Am Sonntag jährt sich der Beginn der Schlacht von Verdun zum 100. Mal. Diese erste industrielle Schlacht des Ersten Weltkriegs und das Gedenken daran ist nicht nur im kulturellen, sondern auch im politischen Leben Frankreichs von erheblicher Bedeutung. Pünktlich zum Jahrestag wird das umgebaute Mémorial wiedereröffnet: mit großen Veränderungen.

Von Jürgen König | 19.02.2016
    Der Erste Weltkrieg ist im historischen Bewusstsein der Franzosen präsent. Die Spuren des Krieges sind immer noch sichtbar: die Schlachtfelder, die Soldatenfriedhöfe, die Gedenktafeln in den Städten - in sehr vielen Familien kursieren heute noch Briefe und Tagebücher von den Groß- oder Urgroßeltern.

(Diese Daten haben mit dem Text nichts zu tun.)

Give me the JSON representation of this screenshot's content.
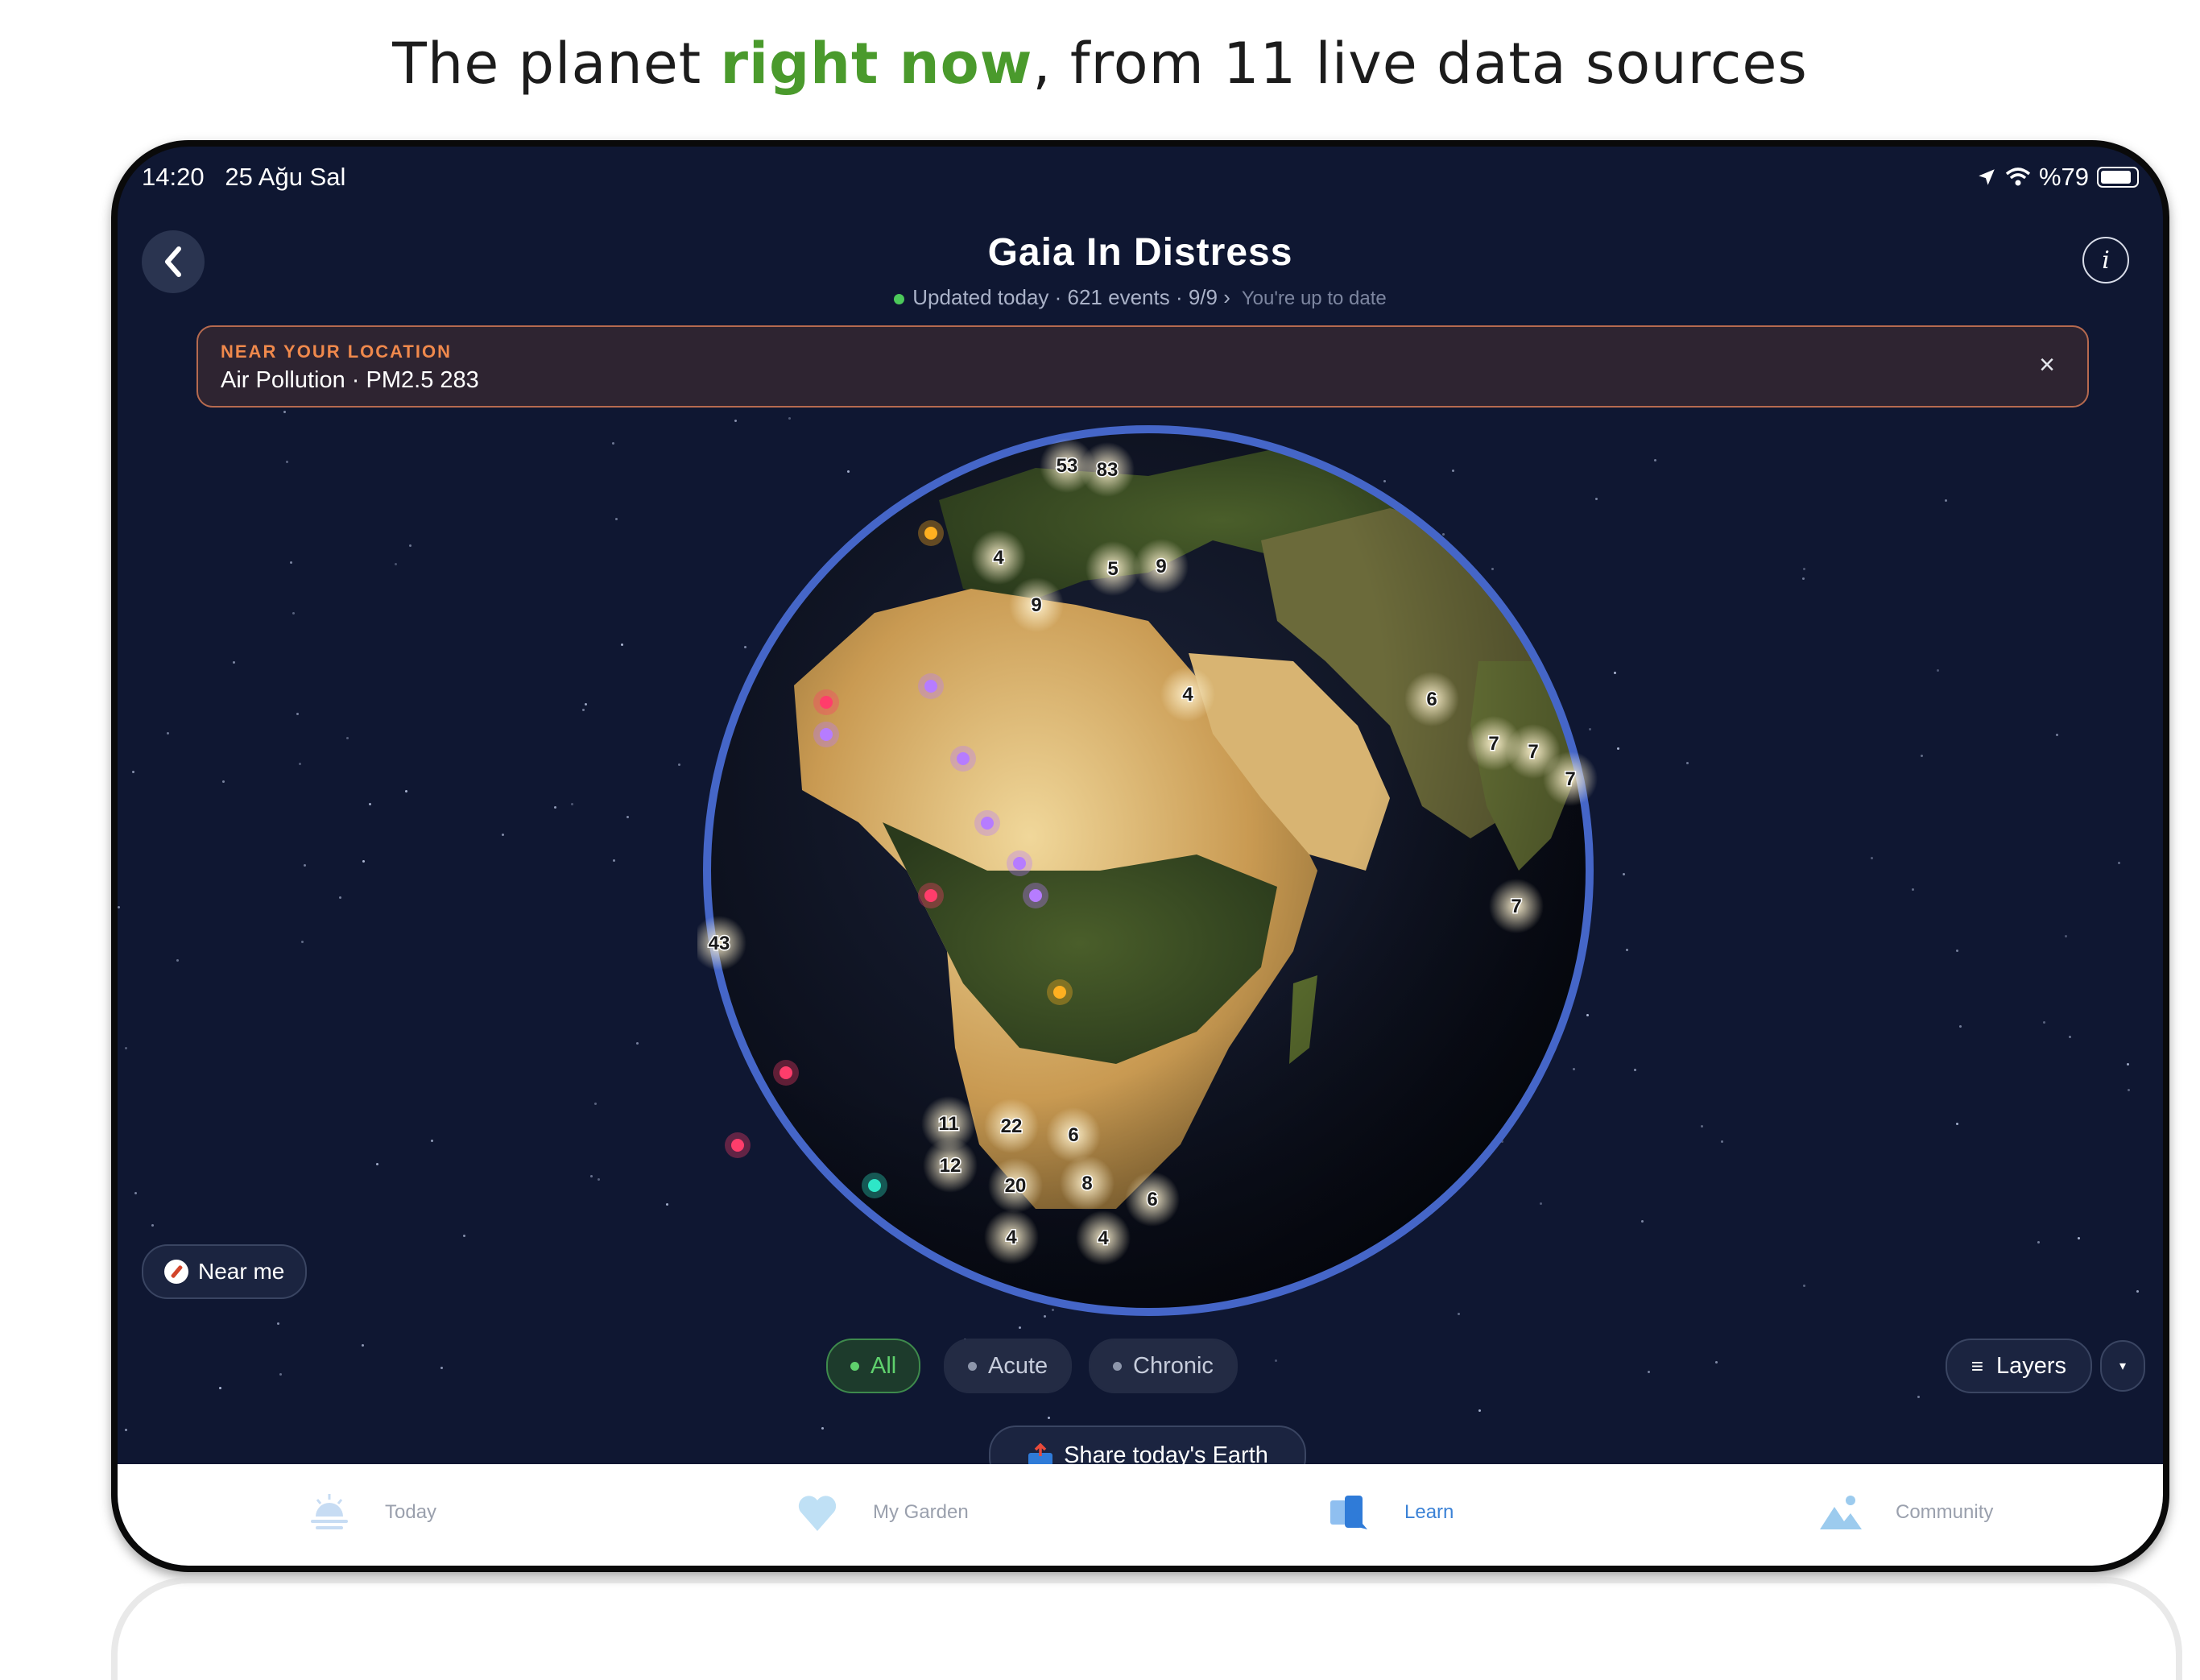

    Man hat das Durchkommen der Deutschen an der Marne, an der Somme verhindert – la "Grande Guerre", der Große Krieg, wurde gewonnen - bis heute ein Symbol des nationalen Widerstandes, auch des nationalen Zusammenhalts. Entsprechend aufmerksam wird das rundumerneuerte Mémorial von Verdun in Frankreich wahrgenommen. In modernem Gewand kommt es daher – sein monumentaler Vorgängerbau, 1967 auf Wunsch der Veteranen errichtet - er war vor allem Gedenkstätte gewesen: nicht zum Andenken an "die Gefallenen", sondern zum Andenken an die gefallenen Franzosen, eine "nationale Weihestätte". Thierry Hubscher, der Direktor des Mémorial de Verdun: "In Verdun haben ungefähr drei Viertel der französischen Truppen gekämpft. Diese Schlacht hat sich bei allen Familien eingeschrieben, jeder hat irgendwie in Verdun gekämpft. Und: Verdun war im Ersten Weltkrieg die erste industrielle Schlacht."
    Jetzt wird aller Kriegsteilnehmer gedacht
    Materialschlacht, Stellungskrieg, von exzessiver Gewalt, unglaublicher Brutalität und dabei militärisch, schaut man auf das Ergebnis: sinnlos. 310.000 Tote - schätzt man – 167.000 auf der französischen, 143.000 auf der deutschen Seite, etwa 400.000 Verwundete, insgesamt wurden fast vier Millionen Soldaten in die Schlacht geschickt. Verdun – ein mythischer Ort für Frankreich – um so mutiger die Entscheidung, den alten Bau zugunsten eines neuen fast völlig verschwinden zu lassen. Im Inneren blieben nur die Betonkonstruktion und der Haupteingang stehen, letzteren ließ das Architektenbüro Brochet-Lajus-Pueyo in einem Erdwall verschwinden: Man betritt das Mémorial von unten, wie durch einen Schützengraben, darüber, den Umriss des Vorgängerbaus aufgreifend, ein gläserner Neubau. Man habe, so Thierry Hubscher, den Geist des Mémorial von 1967 unbedingt erhalten wollen – wenn auch etwas Entscheidendes sich geändert habe.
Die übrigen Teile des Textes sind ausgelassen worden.